Abstract:Although machine learning (ML) has shown promise in numerous domains, there are concerns about generalizability to out-of-sample data. This is currently addressed by centrally sharing ample, and importantly diverse, data from multiple sites. However, such centralization is challenging to scale (or even not feasible) due to various limitations. Federated ML (FL) provides an alternative to train accurate and generalizable ML models, by only sharing numerical model updates.
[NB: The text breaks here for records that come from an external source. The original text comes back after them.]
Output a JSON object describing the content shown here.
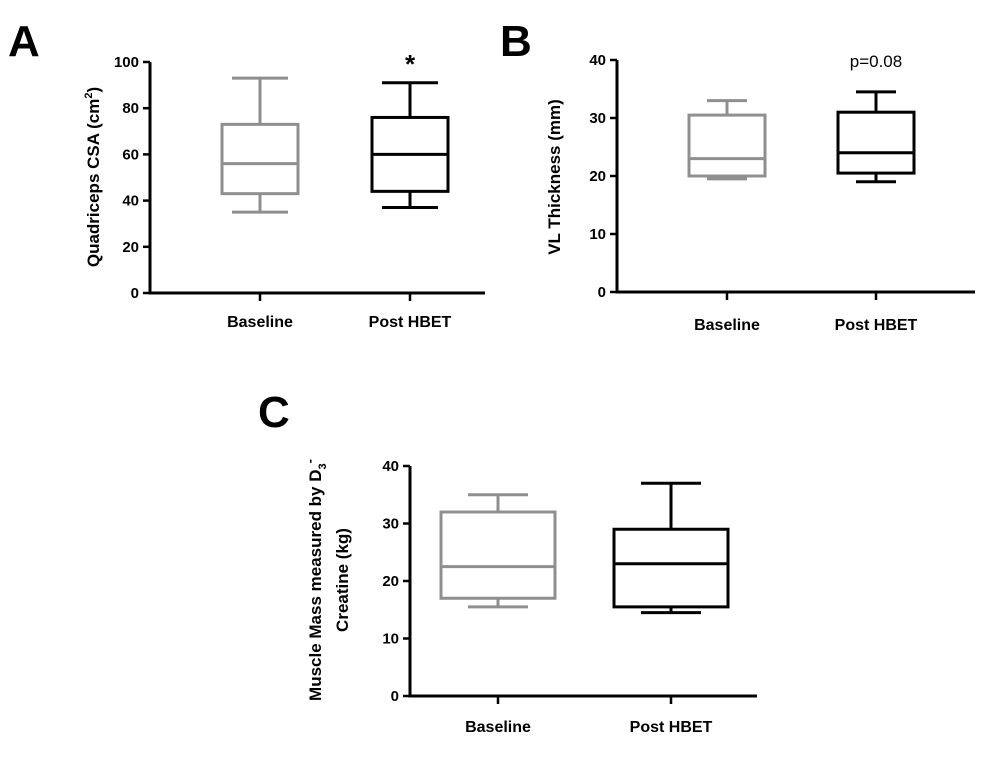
{
  "colors": {
    "baseline": "#8f8f8f",
    "post": "#000000",
    "axis": "#000000"
  },
  "chart_data": [
    {
      "panel": "A",
      "type": "box",
      "ylabel_main": "Quadriceps CSA (cm",
      "ylabel_sup": "2",
      "ylabel_close": ")",
      "ylim": [
        0,
        100
      ],
      "yticks": [
        0,
        20,
        40,
        60,
        80,
        100
      ],
      "categories": [
        "Baseline",
        "Post HBET"
      ],
      "boxes": [
        {
          "category": "Baseline",
          "color": "baseline",
          "min": 35,
          "q1": 43,
          "median": 56,
          "q3": 73,
          "max": 93
        },
        {
          "category": "Post HBET",
          "color": "post",
          "min": 37,
          "q1": 44,
          "median": 60,
          "q3": 76,
          "max": 91
        }
      ],
      "annotation": {
        "text": "*",
        "category_index": 1
      }
    },
    {
      "panel": "B",
      "type": "box",
      "ylabel_main": "VL Thickness (mm)",
      "ylim": [
        0,
        40
      ],
      "yticks": [
        0,
        10,
        20,
        30,
        40
      ],
      "categories": [
        "Baseline",
        "Post HBET"
      ],
      "boxes": [
        {
          "category": "Baseline",
          "color": "baseline",
          "min": 19.5,
          "q1": 20,
          "median": 23,
          "q3": 30.5,
          "max": 33
        },
        {
          "category": "Post HBET",
          "color": "post",
          "min": 19,
          "q1": 20.5,
          "median": 24,
          "q3": 31,
          "max": 34.5
        }
      ],
      "annotation": {
        "text": "p=0.08",
        "category_index": 1
      }
    },
    {
      "panel": "C",
      "type": "box",
      "ylabel_line1_main": "Muscle Mass measured by D",
      "ylabel_line1_sub": "3",
      "ylabel_line1_sup": "-",
      "ylabel_line2": "Creatine (kg)",
      "ylim": [
        0,
        40
      ],
      "yticks": [
        0,
        10,
        20,
        30,
        40
      ],
      "categories": [
        "Baseline",
        "Post HBET"
      ],
      "boxes": [
        {
          "category": "Baseline",
          "color": "baseline",
          "min": 15.5,
          "q1": 17,
          "median": 22.5,
          "q3": 32,
          "max": 35
        },
        {
          "category": "Post HBET",
          "color": "post",
          "min": 14.5,
          "q1": 15.5,
          "median": 23,
          "q3": 29,
          "max": 37
        }
      ]
    }
  ]
}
Here we present findings from the largest FL study to-date, involving data from 71 healthcare institutions across 6 continents, to generate an automatic tumor boundary detector for the rare disease of glioblastoma, utilizing the largest dataset of such patients ever used in the literature (25,256 MRI scans from 6,314 patients). We demonstrate a 33% improvement over a publicly trained model to delineate the surgically targetable tumor, and 23% improvement over the tumor's entire extent. We anticipate our study to: 1) enable more studies in healthcare informed by large and diverse data, ensuring meaningful results for rare diseases and underrepresented populations, 2) facilitate further quantitative analyses for glioblastoma via performance optimization of our consensus model for eventual public release, and 3) demonstrate the effectiveness of FL at such scale and task complexity as a paradigm shift for multi-site collaborations, alleviating the need for data sharing.